Archivo de Público
Viernes, 8 de Abril de 2011

El Ejército israelí mata a 14 palestinos en Gaza

Israel y Hamás se enzarzan en una espiral de violencia

EUGENIO GARCÍA GASCÓN ·08/04/2011 - 10:40h

EFE - Mujeres palestinas lloran durante el funeral de Abdallah al-Qarra, militante del movimiento islámico Hamás, en la localidad de Jan Yunes, Franja de Gaza.

Al menos 14 palestinos, incluidos varios civiles, han muerto en la última escalada de violencia que se inició el jueves en la zona de la franja de Gaza y el sur de Israel y que se agravó con más bombardeos. El número de palestinos heridos asciende a 65, de los que la mayoría son civiles.

Entre los muertos, nueve en total, figuran cinco civiles. Cuatro miembros de las Brigadas al Qasam, las milicias de Hamás, murieron en los ataques, dos en la localidad de Jan Yunis y otros dos en el norte de la franja. En Jan Yunis también fallecieron una mujer de 45 años y una de sus hijas, de 21 años. Un civil de 55 años murió en Rafah y otros dos varones, uno de ellos un niño de 11 años, fallecieron al este de la ciudad de Gaza.

El Ejército israelí dijo que lamentaba la muerte de civiles, aunque acusó de ello a las milicias palestinas que, según los militares, utilizan a los civiles como escudos humanos. Lo cierto es que los ataques israelíes causan regularmente un elevado número de muertos civiles y, según algunas ONG, en ocasiones parecen deliberados.

La última oleada de ataques comenzó cuando un proyectil anticarro impactó en un autobús escolar israelí que el jueves por la tarde circulaba por una carretera cercana a la franja de Gaza. En el autobús viajaban el conductor, que resultó herido leve, y un estudiante de 16 años, que resultó herido muy grave y anoche se encontraba en estado crítico. Un gran número de escolares había bajado del autobús momentos antes, lo que evitó una tragedia de grandes proporciones.

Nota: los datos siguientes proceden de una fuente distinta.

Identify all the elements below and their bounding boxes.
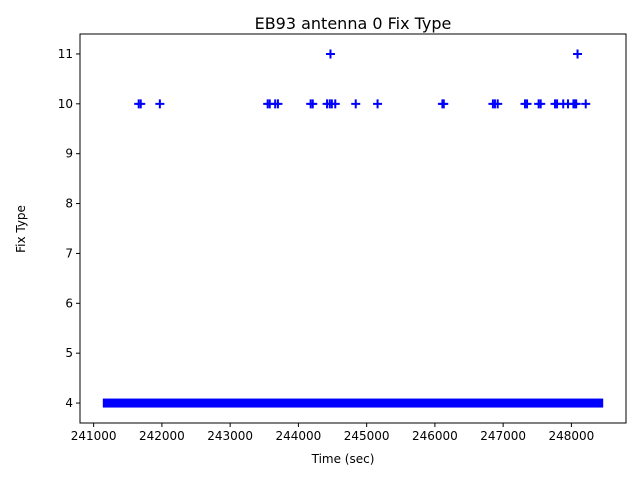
x-tick-label: 242000 — [139, 429, 185, 443]
data-point-marker — [325, 49, 335, 59]
x-tick-label: 247000 — [480, 429, 526, 443]
data-point-marker — [573, 49, 583, 59]
data-point-marker — [155, 99, 165, 109]
y-tick-label: 11 — [58, 47, 73, 61]
data-point-marker — [439, 99, 449, 109]
y-tick-label: 6 — [65, 296, 73, 310]
y-axis: 4 5 6 7 8 9 10 11 — [58, 47, 80, 410]
data-point-marker — [493, 99, 503, 109]
dense-marker-band — [102, 398, 604, 408]
y-tick-label: 5 — [65, 346, 73, 360]
data-point-marker — [308, 99, 318, 109]
y-tick-label: 9 — [65, 147, 73, 161]
data-point-marker — [273, 99, 283, 109]
data-point-marker — [571, 99, 581, 109]
plot-marks — [102, 49, 604, 408]
x-tick-label: 246000 — [412, 429, 458, 443]
y-tick-label: 10 — [58, 97, 73, 111]
x-axis: 241000 242000 243000 244000 245000 246000 2470… — [71, 423, 594, 443]
data-point-marker — [373, 99, 383, 109]
x-tick-label: 245000 — [344, 429, 390, 443]
x-tick-label: 241000 — [71, 429, 117, 443]
x-tick-label: 243000 — [207, 429, 253, 443]
y-tick-label: 4 — [65, 396, 73, 410]
y-axis-label: Fix Type — [14, 205, 28, 253]
chart-title: EB93 antenna 0 Fix Type — [255, 14, 452, 33]
data-point-marker — [351, 99, 361, 109]
y-tick-label: 7 — [65, 246, 73, 260]
data-point-marker — [581, 99, 591, 109]
data-point-marker — [522, 99, 532, 109]
x-tick-label: 248000 — [548, 429, 594, 443]
x-axis-label: Time (sec) — [311, 452, 375, 466]
data-point-marker — [330, 99, 340, 109]
x-tick-label: 244000 — [275, 429, 321, 443]
y-tick-label: 8 — [65, 197, 73, 211]
data-point-marker — [136, 99, 146, 109]
data-point-marker — [536, 99, 546, 109]
plot-frame — [79, 33, 627, 424]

Este ataque se lo atribuyó Hamás. Aunque la organización fundamentalista no dio una explicación al respecto, la situación en la zona ha estado caliente durante los últimos días y subió de tono el 5 de abril por la noche, cuando tuvo lugar un bombardeo, atribuido a la aviación israelí, contra un vehículo en el que viajaba un miliciano de
Hamás cerca de la ciudad de Port-Sudan, en el país africano.

Operación en Sudán

La información que se ha publicado recientemente, aunque no está contrastada, indica que el miliciano de  Hamás que murió en el acto en Sudán se encargaba de transportar armas iraníes desde ese país africano a la franja de Gaza por carretera. Esta no sería la primera intervención de la aviación israelí en Sudán contra elementos de Hamás.

El primer ministro israelí, Binyamín Netanyahu, que regresó de un viaje a Alemania y Chequia, advirtió de que el ataque contra el autocar escolar supone haber “cruzado una línea”. “Cualquiera que trate de hacer daño y de asesinar a niños lo pagará con su vida”, dijo Netanyahu.

Las milicias dispararon una veintena de cohetes y granadas de mortero contra Israel y en tres casos estos proyectiles fueron neutralizados en el aire por la Cúpula de Hierro, un sistema antimisiles que ha desarrollado Israel para destruir los cohetes antes de que lleguen a su destino, siendo la primera vez que este sistema se pone en activo durante un conflicto.

Los ataques israelíes también se dirigieron contra los túneles que comunican la Franja con Egipto y contra transformadores eléctricos que fueron destruidos, causando cortes de suministro en amplias zonas de Gaza.